Foreign Minister Marise Payne announced that Australia would be widening its support with a further $2 million ($3.2 million) to help restore power and communications, and through the storage and delivery of relief supplies, as well as further recovery efforts on the outer islands most affected.
The Hunga Tonga-Hunga-Ha'apai volcano had been spewing ash and smoke for weeks, but the usual east-south-easterly winds carried them away from Tonga until the wind changed direction on Jan. 14, the day before the eruption.
“There were very loud cracks not experienced in our lived experiences since antiquity—and the elders have lived through a few eruptions and national evacuations of their own. Glass and curtains were blown off the windows in places.”
The explosion was “loud enough for even the deaf to hear,” and although the early warning system failed, a tsunami warning the day before had people on alert, and they quickly sought shelter at higher ground.
The plume of smoke shot straight up from the horizon into the sky until it couldn’t be seen anymore.
“It’s almost as if it was erupting into space itself. Then the huge, vague shadow of dust mushroomed behind the heavens and covered half the sky,” Motulalo said.

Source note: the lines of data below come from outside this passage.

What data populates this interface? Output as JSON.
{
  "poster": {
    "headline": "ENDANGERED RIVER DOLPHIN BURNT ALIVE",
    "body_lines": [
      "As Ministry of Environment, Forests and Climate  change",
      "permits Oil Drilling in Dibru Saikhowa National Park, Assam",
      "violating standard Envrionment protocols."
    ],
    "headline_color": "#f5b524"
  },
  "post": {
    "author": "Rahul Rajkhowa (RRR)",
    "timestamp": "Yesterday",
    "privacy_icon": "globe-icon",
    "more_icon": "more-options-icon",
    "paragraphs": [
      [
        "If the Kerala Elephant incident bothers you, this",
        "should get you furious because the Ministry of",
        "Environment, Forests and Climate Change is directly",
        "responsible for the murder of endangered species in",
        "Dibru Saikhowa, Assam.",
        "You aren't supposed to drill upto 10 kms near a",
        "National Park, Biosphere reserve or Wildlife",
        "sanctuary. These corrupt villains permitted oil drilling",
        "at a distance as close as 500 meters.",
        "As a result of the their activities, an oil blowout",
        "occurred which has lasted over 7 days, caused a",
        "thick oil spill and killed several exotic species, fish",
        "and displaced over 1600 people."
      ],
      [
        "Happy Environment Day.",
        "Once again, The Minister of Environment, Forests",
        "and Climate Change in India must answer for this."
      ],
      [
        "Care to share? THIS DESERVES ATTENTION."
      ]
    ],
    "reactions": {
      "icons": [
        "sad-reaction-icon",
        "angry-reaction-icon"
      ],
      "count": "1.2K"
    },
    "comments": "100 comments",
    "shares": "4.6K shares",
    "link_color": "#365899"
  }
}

The first waves arrived shortly after the shockwaves, overrunning the western shore, about two miles wide, and rushing overland and out to sea on the other side.
An hour or so after the eruption, small volcanic pumice and pebbles, around half a centimetre, made landfall, followed by the ash and gusty winds that picked up and threw debris everywhere.
“This forced cars full of women and children to close their windows, which made the insides of cars like small ovens,” Motulalo said.
The internet, communications, and power soon went out after the piling ash caused the electricity grids transformers to short.
“And so we were in a darkness with an orange-reddish hue, at the hilltops and evacuation centers inland,” he said.
U.S. cable company SubCom has advised that it will take several weeks for Tonga’s cable connection to be repaired, according to the New Zealand government.
“It was almost Biblical: the strong gusts, the stinging, falling pebbles and the blinding ash were accompanied by the wailing of women and the screeching cries of babies and infants—and the whispers among fathers and sons standing guard outside their vehicles that the waves have wiped out part of the island and are now heading their way.”
The fear and hot weather reminded Motulalo of a picture of Sheol, described in the Hebrew Bible as a place of darkness to which all the dead go.
“If there was a picture of Sheol where there’s crying and gnashing of teeth, that would probably be the closest I’d get,” he said.
But after a couple of hours the ash clouds “waned” and reduced to “sprinkles” and a few more hours later, it became apparent to those sheltering that the waters had receded.
Two Tongan nationals and one British national died in the disaster.